For a convex optimization problem, if primal and dual optimal variables exist, does strong duality hold?

I found an example here, which I'll summarize below.

Consider the optimization problem \begin{align} \operatorname{minimize} & \quad e^{-x} \\ \text{subject to} & \quad \frac{x^2}{y} \leq 0. \end{align} The domain for the problem is $D = \{ (x,y) \mid y > 0 \}$. It can be shown that this problem is convex. Clearly, $x = 0, y = 1$ is a primal optimal solution.

The Lagrangian is $$ L(x,y,z) = e^{-x} + \frac{z x^2}{y}. $$ The dual function is \begin{align} G(z) &= \inf \, \left\{ e^{-x} + \frac{z x^2}{y} \mid y > 0 \right\}. \end{align} You can check that $G(z) = 0$ for all $z \geq 0$. Thus, any $z \geq 0$ is a dual optimal solution.

So, this is a problem for which primal and dual optimal variables exist, but strong duality fails to hold.


No. Here is a standard counter-example (perhaps also found elsewhere on this site?)

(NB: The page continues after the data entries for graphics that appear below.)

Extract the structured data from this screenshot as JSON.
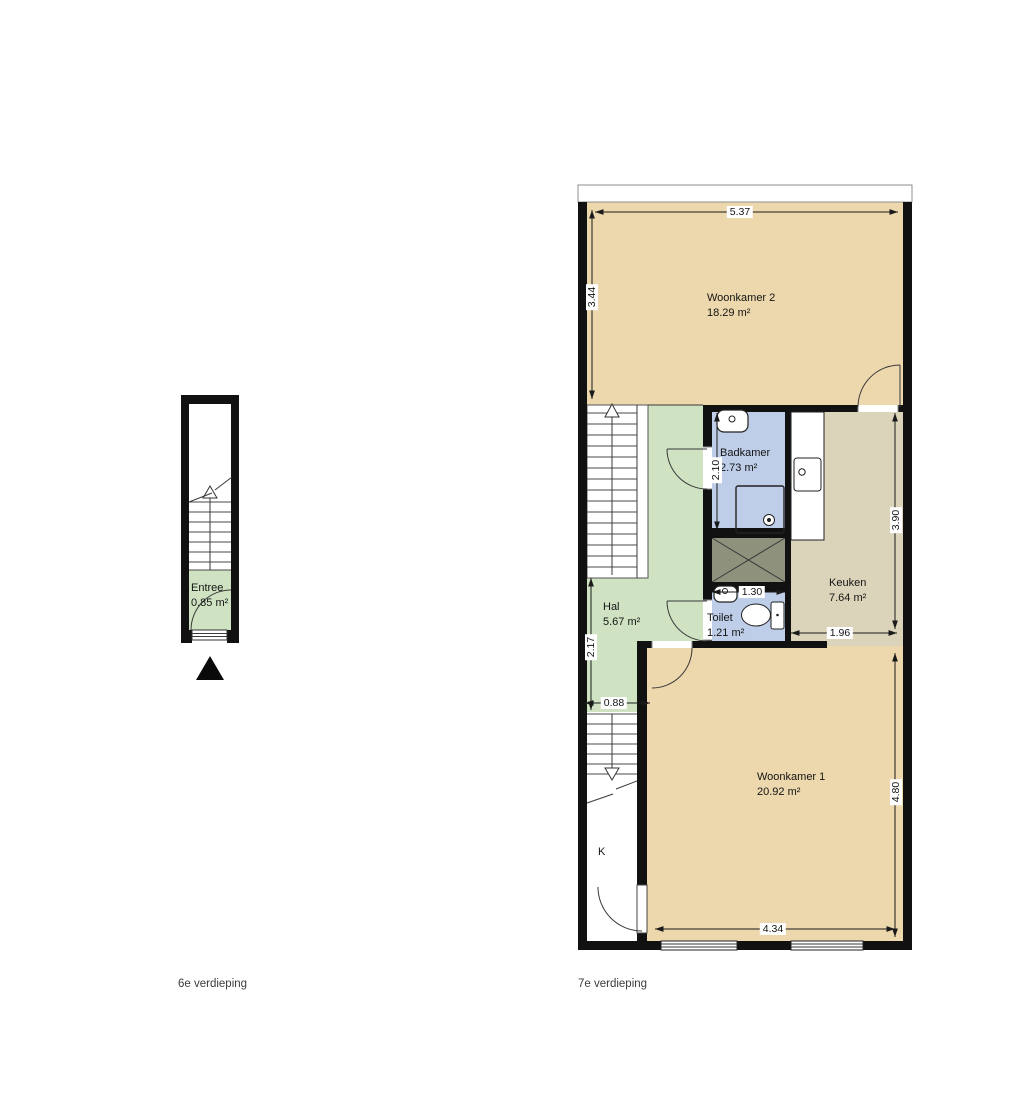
{
  "floors": [
    {
      "label": "6e verdieping",
      "rooms": [
        {
          "name": "Entree",
          "area": "0.85 m²"
        }
      ]
    },
    {
      "label": "7e verdieping",
      "closet_label": "K",
      "rooms": [
        {
          "name": "Woonkamer 2",
          "area": "18.29 m²"
        },
        {
          "name": "Badkamer",
          "area": "2.73 m²"
        },
        {
          "name": "Keuken",
          "area": "7.64 m²"
        },
        {
          "name": "Hal",
          "area": "5.67 m²"
        },
        {
          "name": "Toilet",
          "area": "1.21 m²"
        },
        {
          "name": "Woonkamer 1",
          "area": "20.92 m²"
        }
      ],
      "dimensions": {
        "top_width": "5.37",
        "left_height": "3.44",
        "bathroom_height": "2.10",
        "kitchen_height": "3.90",
        "toilet_width": "1.30",
        "kitchen_width": "1.96",
        "hall_height": "2.17",
        "stair_width": "0.88",
        "living1_height": "4.80",
        "living1_width": "4.34"
      }
    }
  ],
  "colors": {
    "wall": "#111111",
    "room-living": "#ecd8ac",
    "room-kitchen": "#dcd4ba",
    "room-hall": "#cfe3c3",
    "room-bath": "#becde8",
    "shaft": "#8e927d"
  }
}
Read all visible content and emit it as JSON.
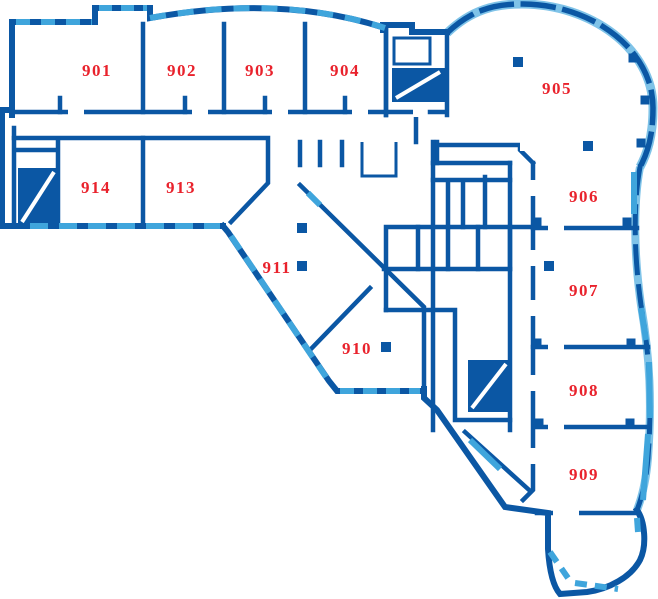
{
  "plan": {
    "name": "floor-plan-level-9",
    "rooms": [
      {
        "label": "901",
        "x": 97,
        "y": 76
      },
      {
        "label": "902",
        "x": 182,
        "y": 76
      },
      {
        "label": "903",
        "x": 260,
        "y": 76
      },
      {
        "label": "904",
        "x": 345,
        "y": 76
      },
      {
        "label": "905",
        "x": 557,
        "y": 94
      },
      {
        "label": "906",
        "x": 584,
        "y": 202
      },
      {
        "label": "907",
        "x": 584,
        "y": 296
      },
      {
        "label": "908",
        "x": 584,
        "y": 396
      },
      {
        "label": "909",
        "x": 584,
        "y": 480
      },
      {
        "label": "910",
        "x": 357,
        "y": 354
      },
      {
        "label": "911",
        "x": 277,
        "y": 273
      },
      {
        "label": "913",
        "x": 181,
        "y": 193
      },
      {
        "label": "914",
        "x": 96,
        "y": 193
      }
    ],
    "columns": [
      {
        "x": 518,
        "y": 62
      },
      {
        "x": 588,
        "y": 146
      },
      {
        "x": 549,
        "y": 266
      },
      {
        "x": 386,
        "y": 347
      },
      {
        "x": 302,
        "y": 266
      },
      {
        "x": 302,
        "y": 228
      }
    ],
    "posts": [
      {
        "x": 537,
        "y": 222
      },
      {
        "x": 627,
        "y": 222
      },
      {
        "x": 537,
        "y": 343
      },
      {
        "x": 631,
        "y": 343
      },
      {
        "x": 539,
        "y": 423
      },
      {
        "x": 630,
        "y": 423
      },
      {
        "x": 633,
        "y": 58
      },
      {
        "x": 645,
        "y": 100
      },
      {
        "x": 641,
        "y": 143
      }
    ]
  },
  "colors": {
    "wall": "#0B57A4",
    "window": "#3FA5DC",
    "pale": "#7FC3E8",
    "label": "#E9222C",
    "background": "#FFFFFF"
  }
}
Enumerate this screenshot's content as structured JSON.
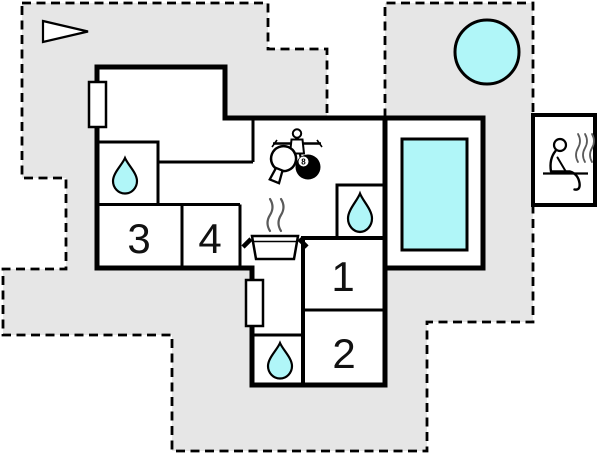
{
  "colors": {
    "plot": "#e6e6e6",
    "water": "#b0f6f8",
    "wall": "#000000",
    "interior": "#ffffff"
  },
  "rooms": {
    "r1": {
      "label": "1"
    },
    "r2": {
      "label": "2"
    },
    "r3": {
      "label": "3"
    },
    "r4": {
      "label": "4"
    }
  },
  "games": {
    "ball_label": "8"
  },
  "icons": {
    "north_arrow": "triangle-pointer",
    "hot_tub": "round-water-tub",
    "pool": "rectangular-water-pool",
    "bathroom_1": "water-drop",
    "bathroom_2": "water-drop",
    "bathroom_3": "water-drop",
    "kitchen": "cooking-pot-with-steam",
    "games_area": "foosball-player-table-tennis-paddle-8ball",
    "sauna": "sitting-person-with-steam",
    "window": "wall-opening",
    "door": "wall-opening"
  }
}
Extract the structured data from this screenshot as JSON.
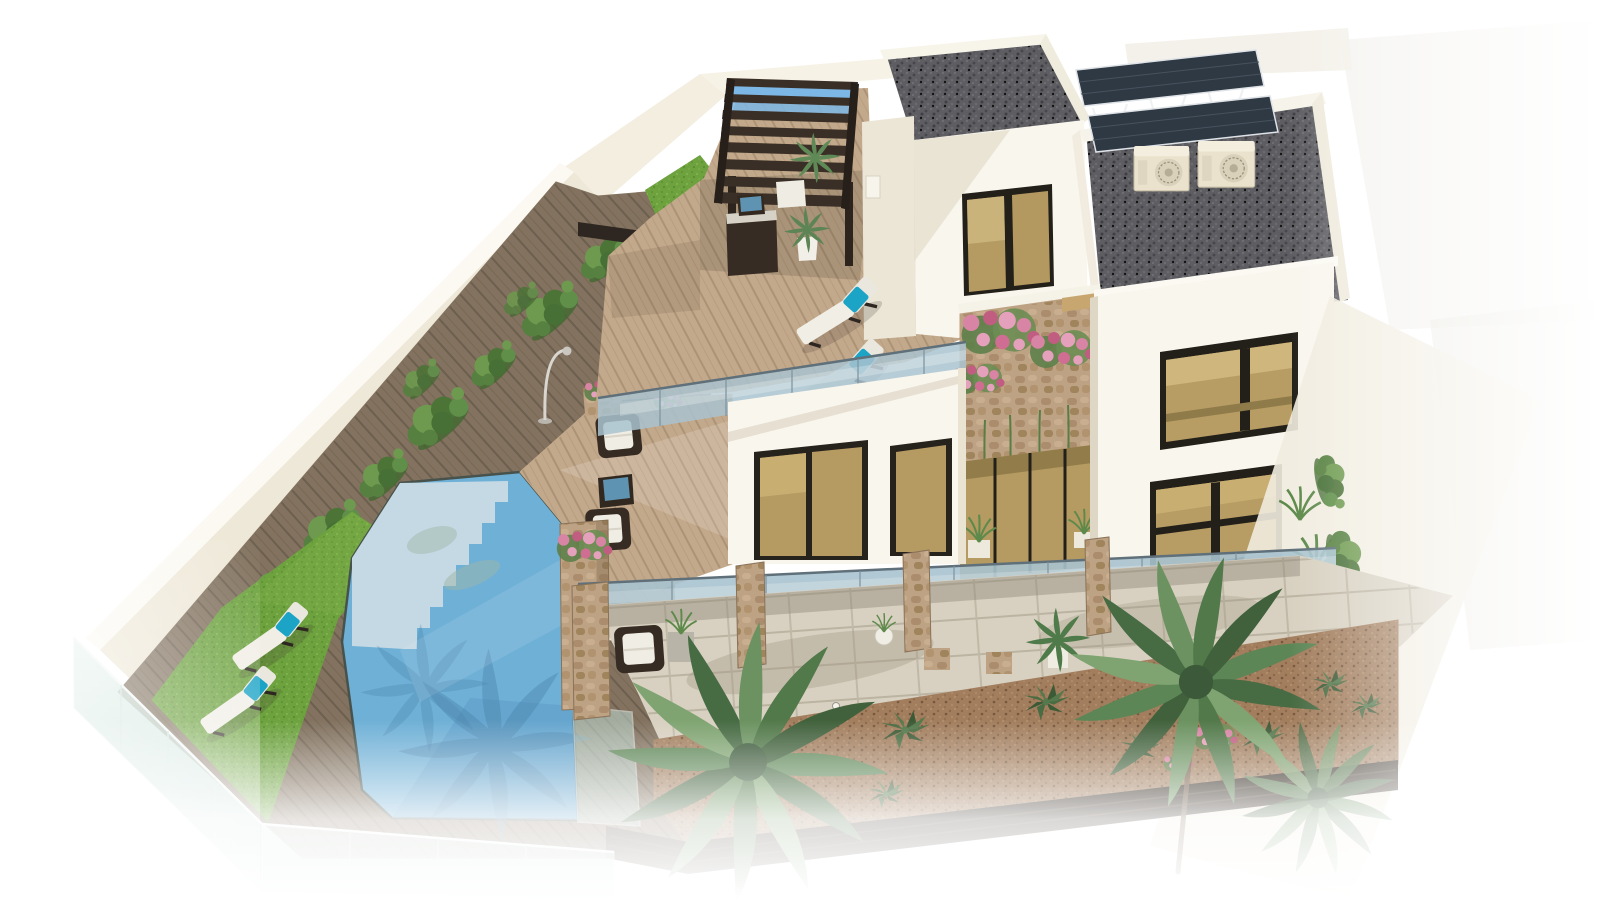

Define $\mathcal{X} = [0,1]$. Define the convex function $f:\mathcal{X}\rightarrow\mathbb{R}$ by

$$f(x) = \left\{ \begin{array}{ll} 1 &\mbox{ if $x =0$} \\ 0 & \mbox{ if $x \in (0,1]$} \end{array} \right.$$ Then consider the convex program: \begin{align} \mbox{Minimize:} & \quad f(x) \\ \mbox{Subject to:} & \quad x \leq 0 \\ & \quad x \in \mathcal{X} \end{align} The optimal solution to the primal is $x^*=0$ and $f(x^*)=1$. The dual function (defined for $\mu\geq 0$) is: $$ d(\mu) = \inf_{x \in \mathcal{X}} [f(x) + \mu x] =0 \quad \forall \mu \geq 0 $$ So the dual function is constant, in particular $\mu^*=0$ maximizes the dual function and $d(\mu^*)=0$. So $d(\mu^*)<f(x^*)$ and we have a duality gap of 1.